In this role you will drive the transition from research to production by optimizing local inference through model compression and quantization for private, real-time Edge performance, while also engineering scalable RAG architectures and multi-agent systems for Cloud deployment. Your daily responsibilities encompass the full research lifecycle, including formulating hypotheses, generating synthetic datasets, fine-tuning LLMs, and validating safety and alignment, ultimately culminating in technical reports.

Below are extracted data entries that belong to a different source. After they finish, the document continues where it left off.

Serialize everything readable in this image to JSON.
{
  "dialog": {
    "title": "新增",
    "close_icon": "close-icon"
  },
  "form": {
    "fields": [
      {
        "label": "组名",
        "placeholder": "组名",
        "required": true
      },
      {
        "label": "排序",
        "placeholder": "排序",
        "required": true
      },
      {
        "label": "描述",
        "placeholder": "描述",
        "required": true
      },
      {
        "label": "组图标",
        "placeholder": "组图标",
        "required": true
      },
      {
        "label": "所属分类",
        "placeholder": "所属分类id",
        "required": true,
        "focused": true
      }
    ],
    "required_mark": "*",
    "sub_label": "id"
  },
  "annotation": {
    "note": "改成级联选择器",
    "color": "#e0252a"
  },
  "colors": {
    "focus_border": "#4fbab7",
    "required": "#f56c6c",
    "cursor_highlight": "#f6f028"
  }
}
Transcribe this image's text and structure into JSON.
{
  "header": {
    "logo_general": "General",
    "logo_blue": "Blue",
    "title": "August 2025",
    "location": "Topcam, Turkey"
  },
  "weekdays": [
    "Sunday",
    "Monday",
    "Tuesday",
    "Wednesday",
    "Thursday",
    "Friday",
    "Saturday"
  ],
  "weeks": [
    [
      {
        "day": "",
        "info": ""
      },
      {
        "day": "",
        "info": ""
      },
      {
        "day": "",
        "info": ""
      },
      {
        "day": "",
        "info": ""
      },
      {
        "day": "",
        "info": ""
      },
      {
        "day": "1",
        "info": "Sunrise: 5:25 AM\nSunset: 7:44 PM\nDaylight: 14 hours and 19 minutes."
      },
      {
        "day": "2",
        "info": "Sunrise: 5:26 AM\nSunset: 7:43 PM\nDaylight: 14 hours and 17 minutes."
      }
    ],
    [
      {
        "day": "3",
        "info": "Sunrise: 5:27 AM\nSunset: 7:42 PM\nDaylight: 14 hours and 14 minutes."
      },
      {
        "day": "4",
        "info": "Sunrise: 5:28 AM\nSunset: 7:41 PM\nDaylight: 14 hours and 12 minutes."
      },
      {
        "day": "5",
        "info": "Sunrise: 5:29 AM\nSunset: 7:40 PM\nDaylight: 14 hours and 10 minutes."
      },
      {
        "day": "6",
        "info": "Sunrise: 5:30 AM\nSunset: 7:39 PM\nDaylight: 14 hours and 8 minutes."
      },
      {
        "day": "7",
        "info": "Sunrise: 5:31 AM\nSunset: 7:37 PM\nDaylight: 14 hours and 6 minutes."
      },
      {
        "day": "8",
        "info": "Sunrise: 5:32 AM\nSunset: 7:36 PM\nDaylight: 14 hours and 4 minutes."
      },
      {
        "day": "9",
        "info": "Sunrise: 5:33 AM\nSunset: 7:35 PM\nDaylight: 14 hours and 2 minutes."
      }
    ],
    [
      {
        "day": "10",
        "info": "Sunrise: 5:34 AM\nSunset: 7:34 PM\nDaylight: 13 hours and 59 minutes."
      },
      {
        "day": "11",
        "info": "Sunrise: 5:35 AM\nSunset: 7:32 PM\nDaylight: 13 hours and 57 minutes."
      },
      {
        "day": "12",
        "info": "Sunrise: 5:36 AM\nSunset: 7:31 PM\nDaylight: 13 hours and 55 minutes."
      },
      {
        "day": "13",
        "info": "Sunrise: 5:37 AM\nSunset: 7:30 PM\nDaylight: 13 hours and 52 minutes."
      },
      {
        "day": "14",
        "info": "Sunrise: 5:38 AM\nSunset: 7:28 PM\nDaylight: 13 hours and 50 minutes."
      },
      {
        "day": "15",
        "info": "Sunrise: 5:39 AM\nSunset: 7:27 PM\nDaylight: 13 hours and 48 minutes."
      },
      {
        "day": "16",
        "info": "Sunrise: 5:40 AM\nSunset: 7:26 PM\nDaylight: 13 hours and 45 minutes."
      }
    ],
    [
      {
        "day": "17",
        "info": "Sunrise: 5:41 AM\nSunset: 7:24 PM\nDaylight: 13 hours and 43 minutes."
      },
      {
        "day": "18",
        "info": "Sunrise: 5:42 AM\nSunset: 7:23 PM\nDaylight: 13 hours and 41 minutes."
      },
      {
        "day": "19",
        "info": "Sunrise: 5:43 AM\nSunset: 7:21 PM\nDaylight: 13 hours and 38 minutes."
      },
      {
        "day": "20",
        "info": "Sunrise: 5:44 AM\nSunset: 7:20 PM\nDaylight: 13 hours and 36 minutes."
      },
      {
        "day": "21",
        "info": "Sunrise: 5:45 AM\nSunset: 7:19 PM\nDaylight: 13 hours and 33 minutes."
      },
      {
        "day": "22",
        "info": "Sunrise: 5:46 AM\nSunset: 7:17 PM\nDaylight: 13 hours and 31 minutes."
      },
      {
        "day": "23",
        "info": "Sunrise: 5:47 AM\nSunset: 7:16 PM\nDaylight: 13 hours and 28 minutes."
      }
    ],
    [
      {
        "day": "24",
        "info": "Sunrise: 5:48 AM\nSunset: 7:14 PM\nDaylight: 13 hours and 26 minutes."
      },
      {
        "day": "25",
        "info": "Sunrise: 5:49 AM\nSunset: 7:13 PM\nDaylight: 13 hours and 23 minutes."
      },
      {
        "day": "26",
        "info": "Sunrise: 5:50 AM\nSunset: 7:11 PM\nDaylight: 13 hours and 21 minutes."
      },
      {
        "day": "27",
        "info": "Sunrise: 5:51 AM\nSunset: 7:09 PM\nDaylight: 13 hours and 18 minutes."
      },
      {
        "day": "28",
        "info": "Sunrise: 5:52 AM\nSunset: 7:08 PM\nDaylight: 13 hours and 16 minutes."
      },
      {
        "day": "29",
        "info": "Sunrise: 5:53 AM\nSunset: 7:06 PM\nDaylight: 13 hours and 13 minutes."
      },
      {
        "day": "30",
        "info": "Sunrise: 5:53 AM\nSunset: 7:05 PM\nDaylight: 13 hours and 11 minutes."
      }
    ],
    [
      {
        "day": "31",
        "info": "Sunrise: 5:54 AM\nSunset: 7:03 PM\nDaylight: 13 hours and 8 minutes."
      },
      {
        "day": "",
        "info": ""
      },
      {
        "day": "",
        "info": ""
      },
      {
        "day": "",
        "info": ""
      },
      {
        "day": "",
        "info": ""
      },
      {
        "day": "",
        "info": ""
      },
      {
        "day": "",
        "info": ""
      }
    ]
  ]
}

Responsibilities and Duties

Design and implement advanced methods in prompt orchestration, fine-tuning (SFT/RLHF/DPO), and autonomous agentic workflows
Curate high-quality training data from large-scale text and multi-modal sources
Identify patterns in model hallucinations and visualize evaluation metrics for clear interpretation
Tune hyperparameters and improve inference speed/accuracy through PEFT (LoRA/QLoRA) and advanced prompt engineering
Collaborate with Product and Data Engineering teams to seamlessly integrate LLM features into the broader ecosystem
Track and report progress using industry-standard benchmarks (MMLU, HumanEval, etc.) and custom internal KPIs
Stay at the forefront of the field (e.g., State Space Models, new Transformer variants) and evaluate cutting-edge techniques for production readiness
Engage in continuous technical growth and mentor junior colleagues to elevate the team's expertise

Qualifications and Skills

3+ years of commercial experience in Machine Learning, with a specific focus on the NLP or LLM domain
Strong knowledge of Python3, NumPy, pandas, and modern text-processing libraries, PyTorch and Hugging Face (Transformers, PEFT, Accelerate)
Proficiency in PEFT/LoRA and Reinforcement Learning techniques
Deep understanding of attention mechanisms, tokenization, context window management, and embedding spaces
Practical experience in at least one of the following: Retrieval-Augmented Generation (RAG), Fine-tuning, or Agentic frameworks
Proven ability to manage and analyze massive datasets (>100GB) across text, image, and audio formats
Hands-on experience crafting high-fidelity datasets and building robust data pipelines
Expertise in prompt engineering, agentic framework design, and LLM pipeline orchestration
Experience deploying LLMs to production environments using Triton Inference Server, vLLM, TGI, or ONNX
Good written and spoken English

Nice to have

Practical experience with Pinecone, Weaviate, Milvus, or Chroma
Advanced quantization (GGUF, AWQ, EXL2), pruning, and knowledge distillation
Experience with LangChain, LlamaIndex, or AutoGen
Basic understanding of web/client-server architecture and streaming API responses (Asyncio, aiohttp)
Familiarity with RAGAS, DeepEval, or G-Eval
Experience using Docker, Kubernetes, and cloud GPU orchestration (e.g., Run:ai, Lambda Labs)
Knowledge of C++, Triton, or CUDA for custom kernel development

We offer multiple benefits that include

The environment of equal opportunities, transparent and value-based corporate culture and an individual approach to each team member
Competitive compensation and perks
Gig-contract
21 paid vacation days per year, paid public holidays according to the Ukrainian legislation
Development opportunities like corporate courses, knowledge hubs, and free English classes as well as educational leaves
Medical insurance is provided from day one. Sick leaves and medical leaves are available
Remote working mode is available within Ukraine only
Free meals, fruits, and snacks when working in the office.